Issue needing attention of @Azure/aks-leads

pradeepjsr05 commented 1 year ago

We are adding inbuilt capability to schedule AKS extension manager on CriticalAddOnsOnly tainted nodes. This work is in progress. We will also provide ability to configure additional tolerations on the extension at the deployment time. As of now, we don't have an exact ETA for this enhancement.

In the meanwhile, we suggest below mitigations for the customers to get unblocked:

jan-delaet commented 1 year ago

Hello, any update on this?

ghost commented 1 year ago

Action required from @Azure/aks-pm

ghost commented 1 year ago

Issue needing attention of @Azure/aks-leads

ghost commented 1 year ago

Issue needing attention of @Azure/aks-leads

ngbrown commented 1 year ago

I came across this issue as well. I have two node pools, one the system node pool, and another, is a spot node pool. Both node pools end up having taints. The extension-agent and extension-operator deployments are the only ones in the cluster with no nodes being able to schedule.

Even those these are fully controlled by Microsoft, is there a way to patch in the appropriate toleration per cluster? This would also help for excessive resource requirements.

ghost commented 1 year ago

Issue needing attention of @Azure/aks-leads

ghost commented 1 year ago

Issue needing attention of @Azure/aks-leads

pradeepjsr05 commented 1 year ago

A code change has been rolled out to add the toleration for CriticalAddOnsOnly taint for extension platform pods. Let us know if you still face this issue.

ngbrown commented 8 months ago

The change has been working for me.

matthchr commented 8 months ago

Going to go ahead and close this given the immediate fix seems to be working for folks. The Extensions team still has a backlog item to allow users to override the tolerations via the extensions CLI.

kc8421 commented 4 months ago

@matthchr, is there some item in AKS roadmap or somewhere else to track this backlog item? It seems that running Flux on cluster which is having only node pools with spot instances aren't working successfully without ability to override toleration.

matthchr commented 4 months ago

@kc8421, the AKS team does not own the flux Extension. @pradeepjsr05's team does I believe.

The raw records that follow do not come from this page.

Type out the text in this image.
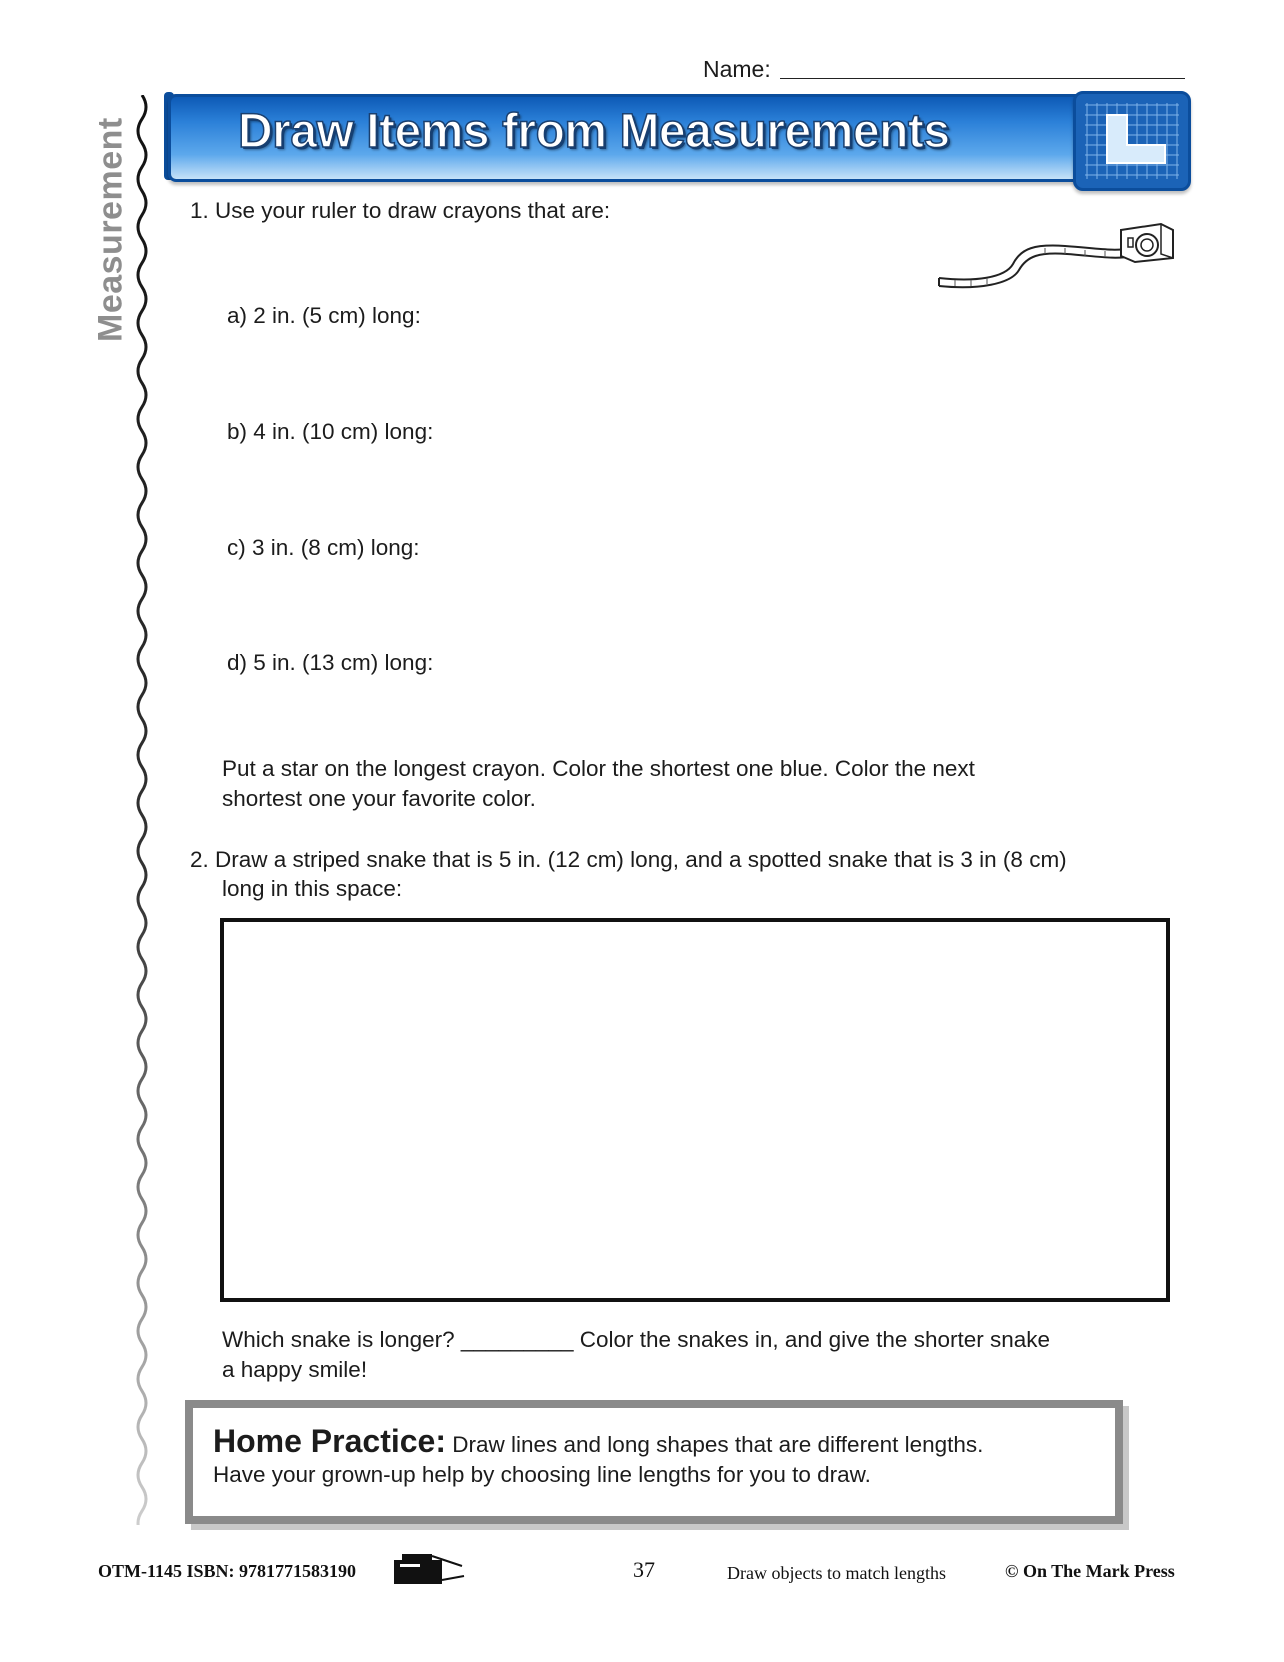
Name:
Measurement Draw Items from Measurements
1. Use your ruler to draw crayons that are:
a) 2 in. (5 cm) long:
b) 4 in. (10 cm) long:
c) 3 in. (8 cm) long:
d) 5 in. (13 cm) long:
Put a star on the longest crayon. Color the shortest one blue. Color the next
shortest one your favorite color.
2. Draw a striped snake that is 5 in. (12 cm) long, and a spotted snake that is 3 in (8 cm)
long in this space:
Which snake is longer? _________ Color the snakes in, and give the shorter snake
a happy smile!
Home Practice: Draw lines and long shapes that are different lengths.
Have your grown-up help by choosing line lengths for you to draw.
OTM-1145 ISBN: 9781771583190	37	Draw objects to match lengths	© On The Mark Press
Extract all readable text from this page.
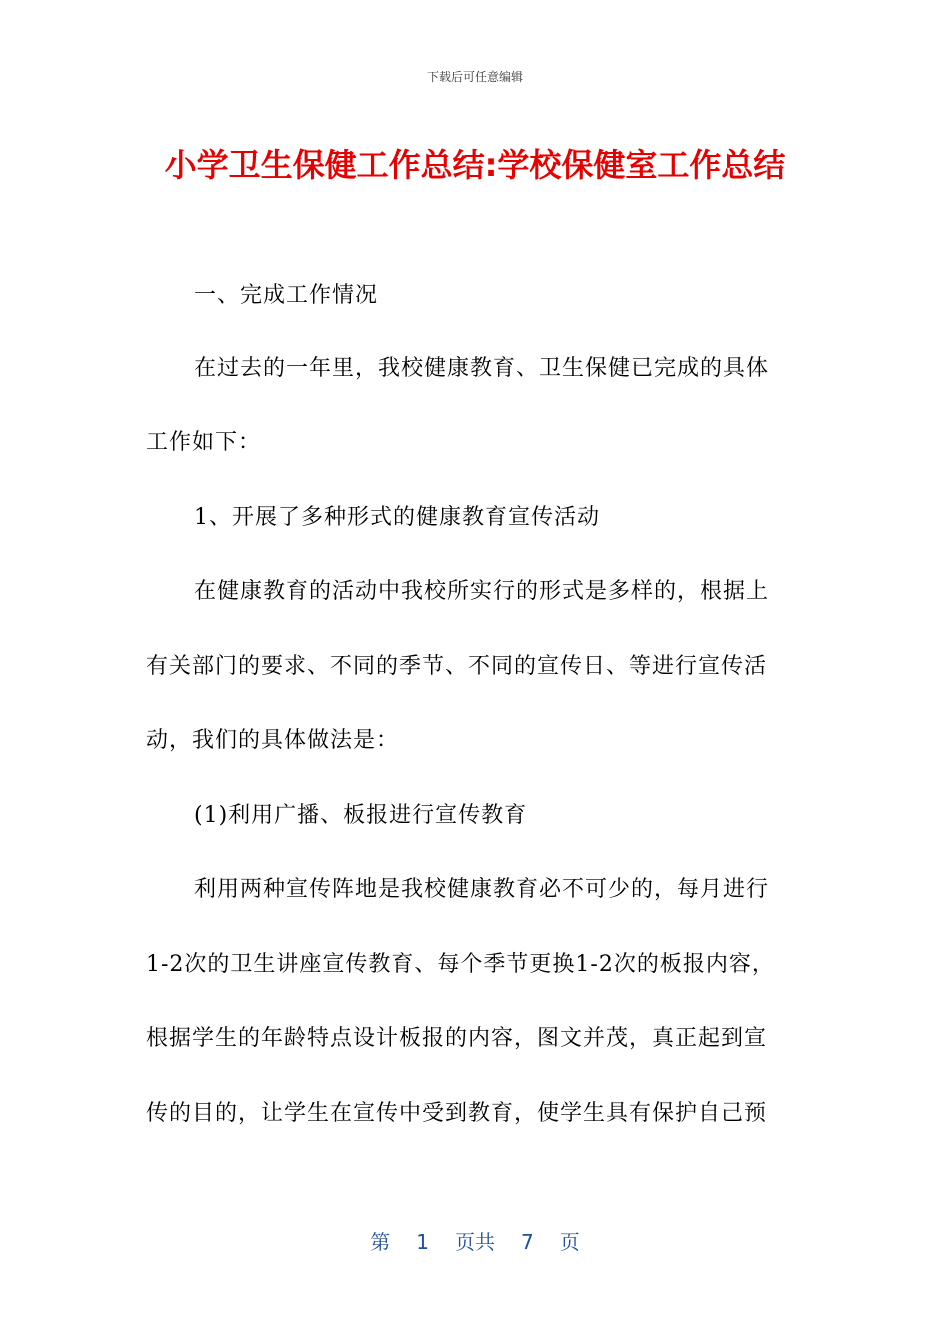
下载后可任意编辑
小学卫生保健工作总结:学校保健室工作总结
一、完成工作情况
在过去的一年里，我校健康教育、卫生保健已完成的具体
工作如下：
1、开展了多种形式的健康教育宣传活动
在健康教育的活动中我校所实行的形式是多样的，根据上
有关部门的要求、不同的季节、不同的宣传日、等进行宣传活
动，我们的具体做法是：
(1)利用广播、板报进行宣传教育
利用两种宣传阵地是我校健康教育必不可少的，每月进行
1-2次的卫生讲座宣传教育、每个季节更换1-2次的板报内容，
根据学生的年龄特点设计板报的内容，图文并茂，真正起到宣
传的目的，让学生在宣传中受到教育，使学生具有保护自己预
第 1 页共 7 页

He may know a better place to report the issue with Flux not working on spot nodes.

bavneetsingh16 commented 4 months ago

The Flux application is currently unable to operate on spot instances due to the unique taints associated with these instances. You can find more details about these taints on the Microsoft Azure documentation.

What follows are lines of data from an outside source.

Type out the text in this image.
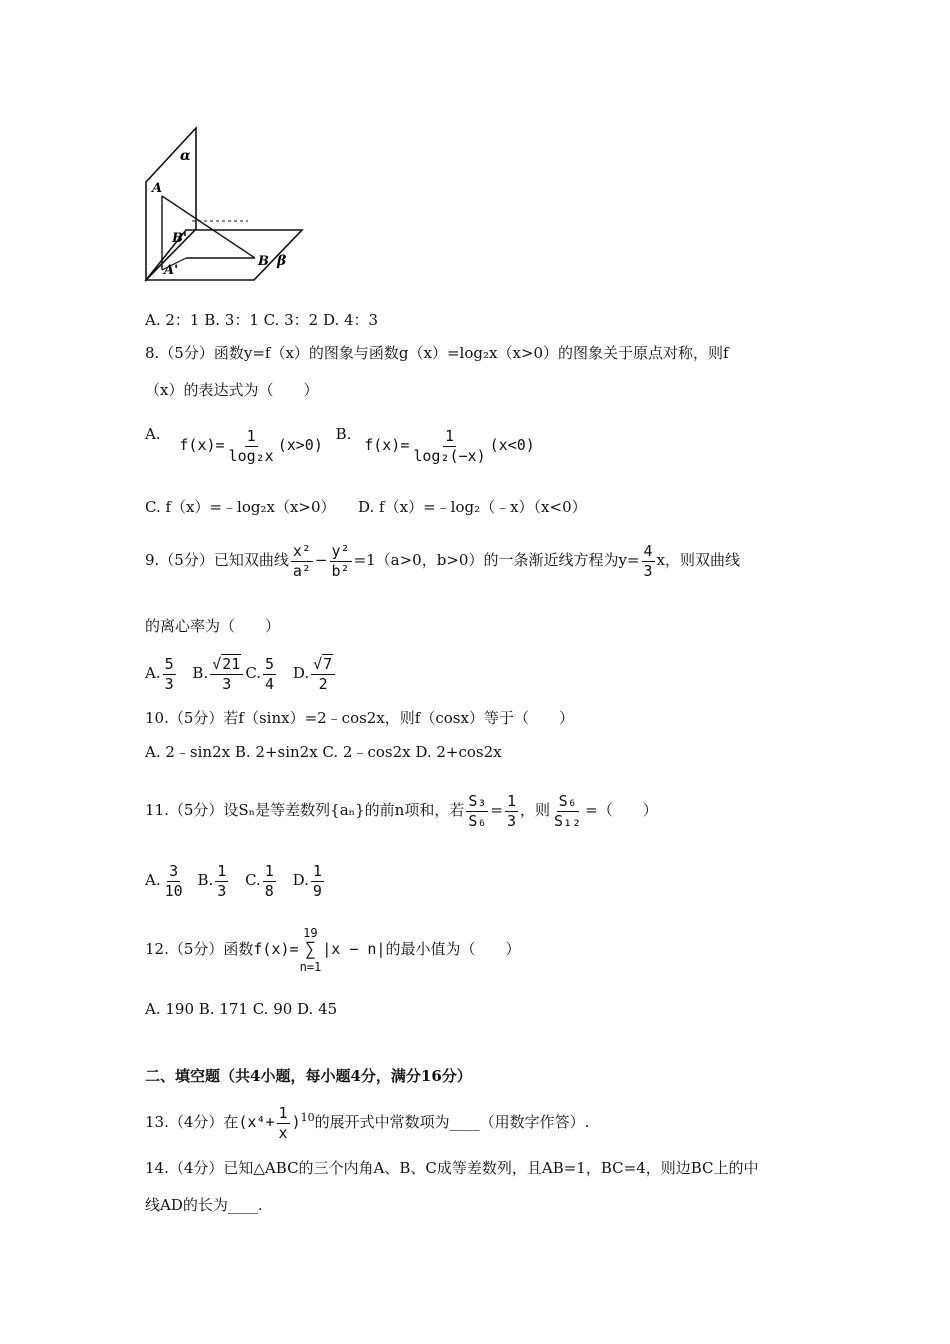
α
A
B'
B β
A'
A. 2：1 B. 3：1 C. 3：2 D. 4：3
8.（5分）函数y=f（x）的图象与函数g（x）=log₂x（x>0）的图象关于原点对称，则f
（x）的表达式为（　　）
A. $f(x)= \frac{1}{\text{log₂x}} (x>0)$ B. $f(x)= \frac{1}{\text{log₂(−x)}} (x<0)$
C. f（x）=﹣log₂x（x>0）　　D. f（x）=﹣log₂（﹣x）（x<0）
9.（5分）已知双曲线 $\frac{\text{x²}}{\text{a²}} - \frac{\text{y²}}{\text{b²}} =1(a>0$，b>0）的一条渐近线方程为$y= \frac{4}{3}$ x，则双曲线
的离心率为（　　）
A. $\frac{5}{3} B$. $\frac{√21}{3} C$. $\frac{5}{4} D$. $\frac{√7}{2}$
10.（5分）若f（sinx）=2﹣cos2x，则f（cosx）等于（　　）
A. 2﹣sin2x B. 2+sin2x C. 2﹣cos2x D. 2+cos2x
11.（5分）设Sₙ是等差数列{aₙ}的前n项和，若 $\frac{\text{S₃}}{\text{S₆}} = \frac{1}{3}$ ，则 $\frac{\text{S₆}}{\text{S₁₂}}$ =（　　）
A. $\frac{3}{10} B$. $\frac{1}{3} C$. $\frac{1}{8} D$. $\frac{1}{9}$
12.（5分）函数f(x)=
19
∑
n=1
|x − n|的最小值为（　　）
A. 190 B. 171 C. 90 D. 45
二、填空题（共4小题，每小题4分，满分16分）
13.（4分）在$(x^4+ \frac{1}{x} )^{10}$的展开式中常数项为____（用数字作答）.
14.（4分）已知△ABC的三个内角A、B、C成等差数列，且AB=1，BC=4，则边BC上的中
线AD的长为____.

At present, there isn't a persistent method to update the tolerations for the Flux extension. However, as a temporary solution, you can manually edit the deployment for the Flux controllers and add the required toleration. Please be aware that if the extension is upgraded, the manually added toleration will be reset, potentially leading to provisioning issues with the controllers.